Pessoas ansiosas e preocupadas adoecem mais e vivem menos? Novo estudo mostra o contrário
Pesquisadores da Academia Chinesa de Ciências e da Universidade Normal de Pequim descobriram que nem toda ansiedade e preocupação é ruim. De acordo com um novo estudo, que incluiu dados de personalidade de mais de 400 mil pessoas, um tipo específico de pessoa ansiosa corre um risco 35% menor de morte e apresenta menor taxa de diversas doenças relacionadas ao estilo de vida.
Chamado ERIS (Reatividade Emocional e Estabilidade Interna), esse perfil tem se baseia em alta preocupação, mas baixa instabilidade de humor. Ele é um dos dois principais tipos de neuroticismo, um dos cinco grandes traços de personalidade, geralmente manifestado com altos níveis de ansiedade e preocupação.
Indivíduos com pontuação alta em ERIS tendem a se preocupar e sentir ansiedade, mas não experimentam as oscilações bruscas de humor ou crises emocionais associadas à dimensão mais prejudicial.
Em vez de tratar o neuroticismo como uma pontuação única, eles mapearam como os padrões de resposta emocional das pessoas se agrupam em uma população. Uma estrutura consistente de duas partes emergiu em todos os conjuntos de dados, o outro tipo aparecendo como o neuroticismo clássico e prejudicial. As descobertas foram publicadas na revista científica Science Bulletin.

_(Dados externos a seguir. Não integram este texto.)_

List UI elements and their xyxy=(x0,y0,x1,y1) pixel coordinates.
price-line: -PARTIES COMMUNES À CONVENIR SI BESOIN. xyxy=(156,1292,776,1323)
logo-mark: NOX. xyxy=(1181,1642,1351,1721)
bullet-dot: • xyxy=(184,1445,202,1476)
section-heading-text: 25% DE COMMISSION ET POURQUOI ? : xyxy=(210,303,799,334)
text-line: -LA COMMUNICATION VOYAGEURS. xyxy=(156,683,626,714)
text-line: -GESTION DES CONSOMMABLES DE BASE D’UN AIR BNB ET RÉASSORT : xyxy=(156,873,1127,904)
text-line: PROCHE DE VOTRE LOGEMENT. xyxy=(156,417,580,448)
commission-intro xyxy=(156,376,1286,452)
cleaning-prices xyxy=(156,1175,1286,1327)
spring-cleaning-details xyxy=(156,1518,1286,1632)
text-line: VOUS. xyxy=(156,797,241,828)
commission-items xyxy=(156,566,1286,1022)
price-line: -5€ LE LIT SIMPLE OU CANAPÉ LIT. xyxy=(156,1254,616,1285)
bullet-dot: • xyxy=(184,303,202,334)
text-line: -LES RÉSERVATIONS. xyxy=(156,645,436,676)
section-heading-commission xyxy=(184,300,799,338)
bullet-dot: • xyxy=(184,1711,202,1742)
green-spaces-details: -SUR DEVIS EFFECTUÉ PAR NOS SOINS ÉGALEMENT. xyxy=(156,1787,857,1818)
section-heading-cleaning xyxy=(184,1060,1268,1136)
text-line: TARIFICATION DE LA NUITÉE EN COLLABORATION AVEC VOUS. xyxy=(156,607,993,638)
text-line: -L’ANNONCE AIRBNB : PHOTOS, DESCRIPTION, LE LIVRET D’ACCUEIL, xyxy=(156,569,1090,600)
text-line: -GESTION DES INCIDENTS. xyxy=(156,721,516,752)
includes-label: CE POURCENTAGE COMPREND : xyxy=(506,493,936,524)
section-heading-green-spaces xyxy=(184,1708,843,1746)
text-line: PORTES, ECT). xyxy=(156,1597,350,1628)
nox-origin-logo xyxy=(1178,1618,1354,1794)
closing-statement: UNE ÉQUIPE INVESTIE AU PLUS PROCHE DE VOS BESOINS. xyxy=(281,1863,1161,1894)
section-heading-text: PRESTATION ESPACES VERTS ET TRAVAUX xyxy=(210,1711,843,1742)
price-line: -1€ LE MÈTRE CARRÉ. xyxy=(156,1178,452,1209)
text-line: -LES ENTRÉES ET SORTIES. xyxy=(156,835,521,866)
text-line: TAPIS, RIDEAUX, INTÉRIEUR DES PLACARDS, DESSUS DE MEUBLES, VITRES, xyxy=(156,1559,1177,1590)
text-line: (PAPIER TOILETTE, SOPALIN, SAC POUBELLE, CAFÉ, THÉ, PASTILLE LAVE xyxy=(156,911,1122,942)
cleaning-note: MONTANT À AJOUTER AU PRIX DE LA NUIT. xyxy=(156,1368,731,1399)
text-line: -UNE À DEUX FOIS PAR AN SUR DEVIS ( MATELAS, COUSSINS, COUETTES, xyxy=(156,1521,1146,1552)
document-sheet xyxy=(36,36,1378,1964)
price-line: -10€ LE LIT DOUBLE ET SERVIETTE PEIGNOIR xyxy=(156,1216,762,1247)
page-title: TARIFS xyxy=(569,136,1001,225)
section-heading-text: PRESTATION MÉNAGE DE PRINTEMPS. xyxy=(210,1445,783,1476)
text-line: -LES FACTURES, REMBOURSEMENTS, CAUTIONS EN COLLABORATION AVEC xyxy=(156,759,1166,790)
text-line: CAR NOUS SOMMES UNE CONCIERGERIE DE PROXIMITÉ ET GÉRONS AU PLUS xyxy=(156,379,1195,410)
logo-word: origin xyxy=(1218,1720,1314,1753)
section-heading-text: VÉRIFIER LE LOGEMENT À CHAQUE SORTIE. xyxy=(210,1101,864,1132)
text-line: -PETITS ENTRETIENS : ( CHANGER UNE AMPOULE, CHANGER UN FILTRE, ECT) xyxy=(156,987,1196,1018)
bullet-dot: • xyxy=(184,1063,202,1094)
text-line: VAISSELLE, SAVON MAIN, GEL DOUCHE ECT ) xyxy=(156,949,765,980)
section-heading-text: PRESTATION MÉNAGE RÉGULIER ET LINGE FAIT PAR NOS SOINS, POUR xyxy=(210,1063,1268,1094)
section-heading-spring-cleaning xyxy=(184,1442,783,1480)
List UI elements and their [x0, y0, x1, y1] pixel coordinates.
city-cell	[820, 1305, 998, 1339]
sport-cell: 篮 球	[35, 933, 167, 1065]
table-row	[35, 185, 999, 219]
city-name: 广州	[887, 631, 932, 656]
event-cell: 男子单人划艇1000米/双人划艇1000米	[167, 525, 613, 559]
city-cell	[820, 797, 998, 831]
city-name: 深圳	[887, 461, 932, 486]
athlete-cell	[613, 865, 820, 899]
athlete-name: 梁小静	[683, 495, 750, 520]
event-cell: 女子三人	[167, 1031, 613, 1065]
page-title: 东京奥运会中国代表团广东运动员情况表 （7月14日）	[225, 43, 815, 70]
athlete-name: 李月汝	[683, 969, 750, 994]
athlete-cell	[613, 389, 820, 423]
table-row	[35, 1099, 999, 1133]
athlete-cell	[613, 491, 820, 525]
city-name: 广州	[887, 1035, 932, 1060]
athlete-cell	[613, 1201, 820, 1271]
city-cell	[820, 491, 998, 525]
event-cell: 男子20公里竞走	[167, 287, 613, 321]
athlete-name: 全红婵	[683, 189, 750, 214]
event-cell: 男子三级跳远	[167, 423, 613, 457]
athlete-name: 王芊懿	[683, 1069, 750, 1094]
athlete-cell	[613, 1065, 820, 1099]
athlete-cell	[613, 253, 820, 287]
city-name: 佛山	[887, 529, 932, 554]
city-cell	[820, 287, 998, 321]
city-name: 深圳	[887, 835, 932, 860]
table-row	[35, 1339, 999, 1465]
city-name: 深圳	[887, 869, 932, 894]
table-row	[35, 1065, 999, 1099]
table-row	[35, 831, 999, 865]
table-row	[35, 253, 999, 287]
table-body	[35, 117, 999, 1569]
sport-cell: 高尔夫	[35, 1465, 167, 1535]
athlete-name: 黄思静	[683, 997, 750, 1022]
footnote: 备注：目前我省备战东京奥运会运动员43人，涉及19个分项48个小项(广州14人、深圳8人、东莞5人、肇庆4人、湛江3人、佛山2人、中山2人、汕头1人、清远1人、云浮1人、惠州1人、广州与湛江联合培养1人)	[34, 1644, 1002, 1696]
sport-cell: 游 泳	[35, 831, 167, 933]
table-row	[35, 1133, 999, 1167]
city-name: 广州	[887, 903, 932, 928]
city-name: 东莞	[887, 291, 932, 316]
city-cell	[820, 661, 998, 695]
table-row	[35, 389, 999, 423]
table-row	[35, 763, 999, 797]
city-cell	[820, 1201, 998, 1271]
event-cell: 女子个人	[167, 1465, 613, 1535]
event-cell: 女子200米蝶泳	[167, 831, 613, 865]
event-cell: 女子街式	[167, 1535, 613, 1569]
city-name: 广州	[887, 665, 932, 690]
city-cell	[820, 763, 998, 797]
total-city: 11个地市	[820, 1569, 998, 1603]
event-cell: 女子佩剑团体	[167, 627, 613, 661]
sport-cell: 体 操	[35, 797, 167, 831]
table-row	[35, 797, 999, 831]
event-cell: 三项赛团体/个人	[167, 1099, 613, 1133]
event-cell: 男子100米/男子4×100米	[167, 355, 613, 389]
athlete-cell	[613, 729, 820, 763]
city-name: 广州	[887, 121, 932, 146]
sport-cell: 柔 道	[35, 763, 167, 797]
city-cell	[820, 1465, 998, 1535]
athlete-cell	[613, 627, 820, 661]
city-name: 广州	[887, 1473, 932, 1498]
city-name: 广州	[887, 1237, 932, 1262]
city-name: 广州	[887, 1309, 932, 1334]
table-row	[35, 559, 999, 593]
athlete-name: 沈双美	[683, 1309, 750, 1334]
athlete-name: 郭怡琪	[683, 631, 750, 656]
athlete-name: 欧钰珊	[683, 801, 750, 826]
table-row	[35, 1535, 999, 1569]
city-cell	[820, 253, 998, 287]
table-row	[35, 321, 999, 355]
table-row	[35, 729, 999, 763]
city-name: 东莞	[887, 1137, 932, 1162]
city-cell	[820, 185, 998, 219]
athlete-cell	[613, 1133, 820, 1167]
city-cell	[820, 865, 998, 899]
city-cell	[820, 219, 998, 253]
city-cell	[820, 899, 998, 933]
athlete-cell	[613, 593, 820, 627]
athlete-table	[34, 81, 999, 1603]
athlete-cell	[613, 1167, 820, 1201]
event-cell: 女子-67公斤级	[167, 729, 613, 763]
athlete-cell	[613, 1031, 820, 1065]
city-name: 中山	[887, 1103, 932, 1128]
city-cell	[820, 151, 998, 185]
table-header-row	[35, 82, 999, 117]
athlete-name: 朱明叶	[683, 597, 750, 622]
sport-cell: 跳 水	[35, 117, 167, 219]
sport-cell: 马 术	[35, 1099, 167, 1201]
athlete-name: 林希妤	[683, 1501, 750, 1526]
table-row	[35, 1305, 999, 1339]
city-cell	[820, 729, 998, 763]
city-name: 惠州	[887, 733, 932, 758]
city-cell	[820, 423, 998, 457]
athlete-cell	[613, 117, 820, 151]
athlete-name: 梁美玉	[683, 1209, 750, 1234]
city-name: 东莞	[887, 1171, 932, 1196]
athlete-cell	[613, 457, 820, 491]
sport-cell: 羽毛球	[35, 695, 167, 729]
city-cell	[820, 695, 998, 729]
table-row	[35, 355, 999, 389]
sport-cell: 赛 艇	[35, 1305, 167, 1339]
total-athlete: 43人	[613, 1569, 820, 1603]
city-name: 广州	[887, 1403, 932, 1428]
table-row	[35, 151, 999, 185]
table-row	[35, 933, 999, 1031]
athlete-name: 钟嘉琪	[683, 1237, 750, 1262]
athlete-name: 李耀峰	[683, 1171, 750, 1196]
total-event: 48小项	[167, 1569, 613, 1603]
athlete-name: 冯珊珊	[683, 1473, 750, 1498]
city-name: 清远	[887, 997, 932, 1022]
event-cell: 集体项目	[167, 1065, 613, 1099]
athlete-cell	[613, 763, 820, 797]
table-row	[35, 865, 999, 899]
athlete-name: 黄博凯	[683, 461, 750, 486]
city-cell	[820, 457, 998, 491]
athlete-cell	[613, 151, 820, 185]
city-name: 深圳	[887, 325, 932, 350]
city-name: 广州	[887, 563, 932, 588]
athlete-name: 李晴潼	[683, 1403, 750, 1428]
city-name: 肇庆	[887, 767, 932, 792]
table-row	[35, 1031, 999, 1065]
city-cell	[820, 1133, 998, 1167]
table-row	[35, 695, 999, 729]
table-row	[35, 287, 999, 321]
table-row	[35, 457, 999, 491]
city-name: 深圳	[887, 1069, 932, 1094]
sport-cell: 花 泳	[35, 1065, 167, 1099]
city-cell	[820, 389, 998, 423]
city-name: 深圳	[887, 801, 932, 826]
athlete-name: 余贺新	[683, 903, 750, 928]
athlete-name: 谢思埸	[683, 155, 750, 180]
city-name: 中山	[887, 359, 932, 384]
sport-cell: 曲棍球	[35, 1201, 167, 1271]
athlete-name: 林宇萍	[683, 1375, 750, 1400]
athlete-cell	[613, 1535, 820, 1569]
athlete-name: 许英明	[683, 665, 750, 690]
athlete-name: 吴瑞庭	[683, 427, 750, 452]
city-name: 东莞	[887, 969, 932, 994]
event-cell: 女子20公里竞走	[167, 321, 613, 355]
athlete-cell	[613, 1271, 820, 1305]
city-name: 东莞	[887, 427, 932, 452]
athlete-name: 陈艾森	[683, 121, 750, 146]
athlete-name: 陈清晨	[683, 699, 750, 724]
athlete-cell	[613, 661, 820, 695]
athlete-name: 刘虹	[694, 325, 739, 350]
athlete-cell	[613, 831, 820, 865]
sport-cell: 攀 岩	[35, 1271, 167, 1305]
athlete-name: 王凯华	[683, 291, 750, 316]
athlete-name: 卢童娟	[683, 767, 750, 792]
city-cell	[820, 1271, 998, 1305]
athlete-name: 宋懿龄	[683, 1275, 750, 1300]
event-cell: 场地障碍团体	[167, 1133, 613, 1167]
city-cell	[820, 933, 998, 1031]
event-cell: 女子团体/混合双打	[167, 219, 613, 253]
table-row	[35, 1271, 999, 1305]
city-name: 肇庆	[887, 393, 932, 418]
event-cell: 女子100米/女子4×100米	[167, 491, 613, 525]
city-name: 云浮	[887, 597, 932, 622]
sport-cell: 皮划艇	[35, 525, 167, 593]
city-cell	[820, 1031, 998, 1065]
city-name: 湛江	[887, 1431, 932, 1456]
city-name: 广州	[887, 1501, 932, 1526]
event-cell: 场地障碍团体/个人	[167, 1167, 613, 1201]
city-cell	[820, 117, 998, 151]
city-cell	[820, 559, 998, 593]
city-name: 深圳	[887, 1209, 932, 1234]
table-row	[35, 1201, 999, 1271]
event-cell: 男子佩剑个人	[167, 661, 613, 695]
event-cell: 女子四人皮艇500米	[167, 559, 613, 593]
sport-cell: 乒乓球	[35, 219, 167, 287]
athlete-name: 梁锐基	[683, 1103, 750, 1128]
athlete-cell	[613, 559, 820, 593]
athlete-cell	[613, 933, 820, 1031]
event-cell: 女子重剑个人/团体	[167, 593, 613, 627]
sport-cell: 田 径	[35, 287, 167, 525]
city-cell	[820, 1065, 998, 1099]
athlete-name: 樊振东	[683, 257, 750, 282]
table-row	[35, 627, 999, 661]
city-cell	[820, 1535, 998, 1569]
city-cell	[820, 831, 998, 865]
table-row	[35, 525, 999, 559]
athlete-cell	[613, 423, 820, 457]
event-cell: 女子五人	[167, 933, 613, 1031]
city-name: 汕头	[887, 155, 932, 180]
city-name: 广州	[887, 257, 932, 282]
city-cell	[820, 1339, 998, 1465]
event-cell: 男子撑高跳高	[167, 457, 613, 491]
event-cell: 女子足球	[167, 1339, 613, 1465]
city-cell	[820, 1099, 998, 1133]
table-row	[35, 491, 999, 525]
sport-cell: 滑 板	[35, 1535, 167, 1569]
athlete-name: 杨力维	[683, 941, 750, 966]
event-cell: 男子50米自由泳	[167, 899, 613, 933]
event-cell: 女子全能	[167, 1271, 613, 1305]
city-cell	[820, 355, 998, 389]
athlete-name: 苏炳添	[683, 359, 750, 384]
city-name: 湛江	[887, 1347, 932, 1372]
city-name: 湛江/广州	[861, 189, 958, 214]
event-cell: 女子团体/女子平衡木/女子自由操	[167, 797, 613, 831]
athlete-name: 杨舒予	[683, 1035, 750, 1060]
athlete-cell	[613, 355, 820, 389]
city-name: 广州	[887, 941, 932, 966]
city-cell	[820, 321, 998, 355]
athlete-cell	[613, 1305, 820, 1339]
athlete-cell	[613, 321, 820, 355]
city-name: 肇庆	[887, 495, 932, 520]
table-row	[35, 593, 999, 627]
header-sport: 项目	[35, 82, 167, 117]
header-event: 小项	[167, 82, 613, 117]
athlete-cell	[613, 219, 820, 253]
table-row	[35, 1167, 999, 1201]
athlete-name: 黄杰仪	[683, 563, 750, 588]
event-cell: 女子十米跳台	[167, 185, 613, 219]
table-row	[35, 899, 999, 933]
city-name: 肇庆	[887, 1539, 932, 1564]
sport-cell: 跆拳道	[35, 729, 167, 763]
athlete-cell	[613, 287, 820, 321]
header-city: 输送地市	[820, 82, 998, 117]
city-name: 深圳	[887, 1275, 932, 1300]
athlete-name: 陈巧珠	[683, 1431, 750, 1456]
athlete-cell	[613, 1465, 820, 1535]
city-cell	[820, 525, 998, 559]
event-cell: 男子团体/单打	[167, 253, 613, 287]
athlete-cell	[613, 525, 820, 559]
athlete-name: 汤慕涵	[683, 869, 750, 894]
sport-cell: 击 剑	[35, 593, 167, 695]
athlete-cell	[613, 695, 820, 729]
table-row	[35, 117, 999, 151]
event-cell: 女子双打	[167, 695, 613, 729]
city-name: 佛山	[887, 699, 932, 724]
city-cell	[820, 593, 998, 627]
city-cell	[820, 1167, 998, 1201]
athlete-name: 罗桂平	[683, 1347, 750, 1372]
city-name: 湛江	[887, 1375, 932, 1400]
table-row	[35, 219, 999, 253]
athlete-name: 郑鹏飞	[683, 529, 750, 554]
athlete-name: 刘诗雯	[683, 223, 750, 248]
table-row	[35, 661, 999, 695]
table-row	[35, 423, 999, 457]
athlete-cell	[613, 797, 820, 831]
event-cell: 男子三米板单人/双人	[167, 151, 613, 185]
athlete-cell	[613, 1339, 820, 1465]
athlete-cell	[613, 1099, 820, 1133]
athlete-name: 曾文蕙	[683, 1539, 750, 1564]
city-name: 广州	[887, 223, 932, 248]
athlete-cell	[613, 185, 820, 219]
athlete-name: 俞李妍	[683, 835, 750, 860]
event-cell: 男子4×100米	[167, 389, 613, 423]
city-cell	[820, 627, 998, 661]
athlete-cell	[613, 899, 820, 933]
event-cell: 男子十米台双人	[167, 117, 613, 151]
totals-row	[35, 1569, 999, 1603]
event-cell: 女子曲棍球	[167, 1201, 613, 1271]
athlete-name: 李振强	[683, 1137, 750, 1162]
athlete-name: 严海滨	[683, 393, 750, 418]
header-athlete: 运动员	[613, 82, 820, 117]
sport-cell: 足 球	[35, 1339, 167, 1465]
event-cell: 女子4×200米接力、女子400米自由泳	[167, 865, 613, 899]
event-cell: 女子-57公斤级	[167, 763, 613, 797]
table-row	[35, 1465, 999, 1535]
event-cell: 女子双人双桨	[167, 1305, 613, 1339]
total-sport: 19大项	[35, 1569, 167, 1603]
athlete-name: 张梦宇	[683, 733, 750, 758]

Indivíduos com alto ERIS apresentaram uma probabilidade muito menor de fumar ou correr riscos, maior probabilidade de parar de fumar com sucesso, possuem maior tendência a praticar exercícios moderados e maior probabilidade de buscar cuidados médicos preventivos.
A explicação para isso, segundo os cientistas, está nos exames cerebrais. Indivíduos com perfil ERIS mostraram maior atividade nas estruturas subcorticais mais antigas: a amígdala, o hipocampo, o tálamo e o cerebelo, regiões envolvidas em respostas básicas de medo e ameaça, o tipo de sistema que os animais utilizam quando percebem o perigo.
O que pode significar que indivíduos com alto nível de ERIS (Sistema de Reconhecimento de Ameaças Emocional) têm como mecanismo de defesa atuante se afastar de ameaças e riscos evitáveis. Diferente dos neuróticos do tipo clássico, que apresentam maior atividade em partes do cérebro ligadas à regulação emocional e ao automonitoramento, sugerindo que essas áreas podem ser menos eficazes em controlar emoções negativas.